Oui, il le faut, qui pour le contester ? Le problème est que cet « il faut », prompt à épouser toutes les couleurs et faire avaler toutes les couleuvres, a vécu plus longtemps que certains des projets dont parle de manière interchangeable les candidats.

Le programme électoral en deux mots

Il suffit donc que le candidat commence à parler pour que le parti monte à la tribune : il faut créer des emplois, il faut restaurer la confiance du citoyen, il faut combattre la pauvreté… Les applaudissements redoublent et les phrases paraissent fortes et rassurantes.

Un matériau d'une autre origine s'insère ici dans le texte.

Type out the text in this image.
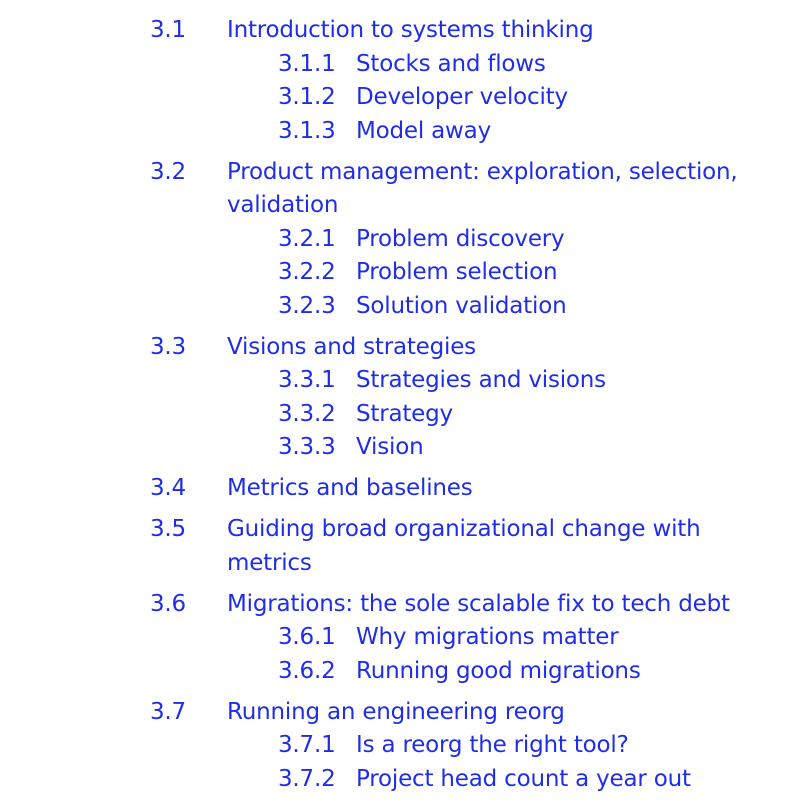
3.1	Introduction to systems thinking
3.1.1 Stocks and flows
3.1.2 Developer velocity
3.1.3 Model away
3.2	Product management: exploration, selection, validation
3.2.1 Problem discovery
3.2.2 Problem selection
3.2.3 Solution validation
3.3	Visions and strategies
3.3.1 Strategies and visions
3.3.2 Strategy
3.3.3 Vision
3.4	Metrics and baselines
3.5	Guiding broad organizational change with metrics
3.6	Migrations: the sole scalable fix to tech debt
3.6.1 Why migrations matter
3.6.2 Running good migrations
3.7	Running an engineering reorg
3.7.1 Is a reorg the right tool?
3.7.2 Project head count a year out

Tout semble parfait jusqu’à ce qu’un importun, peu enclin aux politesses, pose la question qui gâche la fête et perturbe l’horizon :

Comment ?

Commence alors le moment du désarroi contenu.

Le candidat sourit, respire un coup, réfléchit, ou pas, un temps, boit une gorgée d’eau d’eau, remercie l’auteur de la question pour « son importance et sa pertinence », puis nous entraîne dans une longue promenade à travers les défis, les enjeux, l’approche globale, la vision stratégique, la sensibilité de la conjoncture et la volonté collective.

Et lorsque nous pensons qu’il va enfin répondre, il revient tranquillement à il faut…

C’est là que réside le génie de la formule.

Elle dit tout sans presque rien imposer à celui qui la prononce.

Qui pour contester la nécessité de réformer l’école ?

Qui se lèverait, lors d’un rassemblement électoral, pour déclarer que les hôpitaux n’ont pas besoin d’être améliorés ?

Qui pour affirmer que donner du travail aux jeunes est une idée saugrenue ?

Je considère donc la formule « il faut » comme le plus beau joyau du vocabulaire électoral. Elle donne à celui qui l’emploie l’allure d’un visionnaire sans l’obliger à présenter une vision claire, et suggère l’existence d’un projet sans lui en réclamer les détails.

Le candidat chevronné sait parfaitement comment l’utiliser.

Il ne vous dit pas combien de routes il construira, mais affirme : il faut désenclaver les régions reculées. Il ne précise pas le nombre d’emplois, mais proclame : il faut offrir des possibilités d’emploi aux jeunes.

Il ne vous indique ni quand commencera la mise en œuvre, ni combien elle coûtera, ni qui en assumera la responsabilité, car entrer dans ces détails risquerait de gâcher l’élégance du discours.

« Il faut », en revanche, demeure léger, propre, sans factures ni dates d’expiration.

« Il faut »… et pour le reste, que Dieu y pourvoie

Après avoir écouté tous ces discours, j’ai commencé à penser qu’« il faut » était le véritable candidat à toutes les élections. C’est lui qui assiste à toutes les rencontres, intervient sur tous les dossiers, promet tout à tout le monde sans que personne ne l’interroge sur son bilan. Et c’est lui qui gagne à chaque fois. Unique à sa manière effectivement.

Je ne crains donc pas la défaite du parti « Il faut ». Il n’a besoin d’aucune réalisation pour réussir, ni d’aucun engagement pour promettre. Plus il se dérobe à la confrontation avec le présent, plus il parle de l’avenir et fait oublier son passé. Il est l’enfant d’aujourd’hui, pas d’hier mais certainement de demain. Dans cinq ans.

Les élections passeront, les visages changeront, les affiches disparaîtront, mais « il faut » restera à sa place, fort, solide et prêt pour la prochaine échéance.

Quant au « Parti de la Mise en œuvre », il semble qu’il n’a pas encore obtenu les autorisations requises.

Réfléchissons-y, la campagne ne fait que commencer.